Barbara Hogan spent eight years in prison for fighting apartheid
South Africa's new Health Minister, Barbara Hogan, has called for a renewed global effort to find a vaccine for HIV, which can lead to Aids.
Ms Hogan said it was unquestionable that HIV caused Aids and conventional medicines were the best treatment.
This comes in sharp contrast to her predecessor, Manto Tshabalala-Msimang, who spent years resisting the introduction of anti-retroviral drugs.
Some 5.5 million South Africans have HIV - more than in any other country.
Dr Tshabalala-Msimang earned the nickname "Dr Beetroot" for advocating healthy eating, as an alternative to ARV drugs.
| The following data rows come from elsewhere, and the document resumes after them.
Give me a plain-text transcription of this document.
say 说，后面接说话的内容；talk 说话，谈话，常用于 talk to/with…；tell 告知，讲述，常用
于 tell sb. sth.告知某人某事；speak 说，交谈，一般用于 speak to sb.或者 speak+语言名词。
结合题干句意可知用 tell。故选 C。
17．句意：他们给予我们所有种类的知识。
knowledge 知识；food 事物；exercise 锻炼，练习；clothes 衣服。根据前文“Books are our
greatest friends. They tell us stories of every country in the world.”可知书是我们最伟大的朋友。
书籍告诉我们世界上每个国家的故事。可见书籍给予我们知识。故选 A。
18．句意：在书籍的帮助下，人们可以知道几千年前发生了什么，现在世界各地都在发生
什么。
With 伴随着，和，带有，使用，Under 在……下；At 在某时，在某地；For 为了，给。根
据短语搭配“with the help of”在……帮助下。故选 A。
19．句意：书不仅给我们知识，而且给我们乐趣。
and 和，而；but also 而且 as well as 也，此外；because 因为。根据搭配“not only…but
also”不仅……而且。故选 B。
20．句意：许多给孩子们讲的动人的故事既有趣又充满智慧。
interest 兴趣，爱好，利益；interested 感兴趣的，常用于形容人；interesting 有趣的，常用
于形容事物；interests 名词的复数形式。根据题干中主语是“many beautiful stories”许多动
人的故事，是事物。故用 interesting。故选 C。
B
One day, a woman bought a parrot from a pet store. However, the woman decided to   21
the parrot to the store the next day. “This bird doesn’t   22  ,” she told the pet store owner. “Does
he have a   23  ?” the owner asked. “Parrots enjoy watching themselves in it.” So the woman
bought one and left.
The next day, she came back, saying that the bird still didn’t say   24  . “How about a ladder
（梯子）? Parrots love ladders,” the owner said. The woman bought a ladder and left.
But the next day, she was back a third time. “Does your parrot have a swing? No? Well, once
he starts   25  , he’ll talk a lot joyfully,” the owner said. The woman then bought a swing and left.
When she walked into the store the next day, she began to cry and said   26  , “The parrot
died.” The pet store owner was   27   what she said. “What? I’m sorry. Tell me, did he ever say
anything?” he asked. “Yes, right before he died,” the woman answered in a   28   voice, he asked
Without directly criticising her predecessor, Ms Hogan told an international Aids vaccine conference in Cape Town on Monday that time had been wasted in the country's battle against Aids.
It was, she added, imperative that HIV prevention programmes were successful.
Ms Hogan's appointment as health minister has been welcomed by anti-Aids campaigners.
'Breath of fresh air'
"We know that HIV causes Aids," Ms Hogan said.
"It was imperative to get ahead of the curve of this epidemic 10 years ago. We all have lost ground. It's even more imperative now that we make HIV prevention work. We desperately need an effective HIV vaccine."
Commenting on her speech, Alan Bernstein, executive director of the Global HIV Vaccine Enterprise, said she was "a breath of fresh air".
Malegapuru Makgoba, vice-chancellor and principal of the University of KwaZulu-Natal, said that for the first time in years, South African academics were free to "state that HIV causes Aids without getting threats".
"It is a liberating experience," he said at the conference. "You don't know how long we suffered in bondage."
Former President Thabo Mbeki for many years suggested that HIV did not lead to Aids.
He resigned last month and his successor Kgalema Motlanthe quickly moved to name a new health minister.